A conferma della forte spinta comunitaria verso il definitivo superamento dello schema tradizionale, è significativo osservare che nei testi comunitari (ma anche regionali) il termine agricoltura, in molti casi, oggi, non compare nella sua individualità, ma è spesso sostituito da altre espressioni (come “sistemi agroalimentari”, “sviluppo rurale” o, ancor più recentemente, nel quadro finanziario della programmazione comunitaria 2007/2013, “sviluppo compatibile”), “così evidenziando l’affermarsi di una visione più generale che si espande in più direzioni: verso lo sviluppo produttivo integrato, la qualità e la sicurezza del consumatore, la gestione del territorio e dell’ambiente” (Desideri). Di più. Nella nuova normativa costituzionale ex legge n. 3/2001, la materia “agricoltura” non è più esplicitamente riportata, ma ricondotta alla competenza delle Regioni per via della cosiddetta “clausola residuale”, ex comma 4, art. 117, con una prospettiva integrata e in espansione dello “sviluppo regionale locale”, secondo un approccio innovativo e di forte impatto, promosso dalla politica regionale della Unione Europea (Desideri). Si tratterebbe, in sostanza, non tanto di un problema di incertezza sul confine della materia “agricoltura”, ma se abbia senso cercare ancora dei confini o, perlomeno, negli stessi termini del passato (ancora Desideri).

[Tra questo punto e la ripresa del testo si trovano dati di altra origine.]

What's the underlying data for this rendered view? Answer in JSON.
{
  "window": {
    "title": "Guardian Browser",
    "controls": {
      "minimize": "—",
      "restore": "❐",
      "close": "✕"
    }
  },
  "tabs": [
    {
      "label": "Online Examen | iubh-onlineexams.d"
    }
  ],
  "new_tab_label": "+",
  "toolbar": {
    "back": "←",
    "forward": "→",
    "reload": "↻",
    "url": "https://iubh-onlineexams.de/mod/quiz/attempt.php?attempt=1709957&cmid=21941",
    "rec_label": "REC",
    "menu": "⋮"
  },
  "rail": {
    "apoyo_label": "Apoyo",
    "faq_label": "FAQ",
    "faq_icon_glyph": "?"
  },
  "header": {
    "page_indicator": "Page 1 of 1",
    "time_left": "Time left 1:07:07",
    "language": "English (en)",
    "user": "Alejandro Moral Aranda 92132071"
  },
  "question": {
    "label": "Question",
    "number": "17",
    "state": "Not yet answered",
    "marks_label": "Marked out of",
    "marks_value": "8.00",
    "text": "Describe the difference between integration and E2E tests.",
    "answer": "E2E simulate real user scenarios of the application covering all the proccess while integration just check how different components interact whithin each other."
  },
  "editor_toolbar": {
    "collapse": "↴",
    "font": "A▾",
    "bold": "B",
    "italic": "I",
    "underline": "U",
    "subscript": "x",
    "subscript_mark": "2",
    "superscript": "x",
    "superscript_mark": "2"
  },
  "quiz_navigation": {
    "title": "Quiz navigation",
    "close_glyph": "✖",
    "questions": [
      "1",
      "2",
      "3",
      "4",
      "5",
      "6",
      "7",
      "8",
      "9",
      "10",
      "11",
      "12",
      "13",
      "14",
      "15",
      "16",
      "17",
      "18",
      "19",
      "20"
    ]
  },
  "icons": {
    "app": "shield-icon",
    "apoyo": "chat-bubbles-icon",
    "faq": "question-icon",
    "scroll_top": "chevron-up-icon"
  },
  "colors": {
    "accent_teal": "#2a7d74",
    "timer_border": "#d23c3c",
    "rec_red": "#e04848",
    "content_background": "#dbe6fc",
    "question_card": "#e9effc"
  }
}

Forse, proprio alla luce dei più recenti approdi comunitari, dobbiamo avere la lucidità di riflettere se siamo già “oltre l’agricoltura” e assumerne la relativa consapevolezza. Con tutti gli effetti che questo comporta.

Riferimenti bibliografici

  • Albisinni F. (2004), “Profili istituzionali nel regolamento sull’aiuto unico e nel decreto di attuazione in Italia”, in Agricoltura, Istituzioni, Mercati, 2, 37 ss.
  • Desideri, C., “Oltre l’agricoltura: nuovi segnali dalle Regioni”, in Agricoltura Istituzioni Mercati, 2004, 114 ss
  • Graziani, C.A., “Dal diritto alla terra al diritto della terra”, in Graziani, C.A.(a cura di), Le risorse preziose:lo sguardo del giurista, Milano, 2005.
  • Scoppola M. (2004), “Il disaccoppiamento nella riforma Fischler della Pac; una prospettiva economica”, in Agricoltura, Istituzioni, Mercati, n. 1, 11 ss.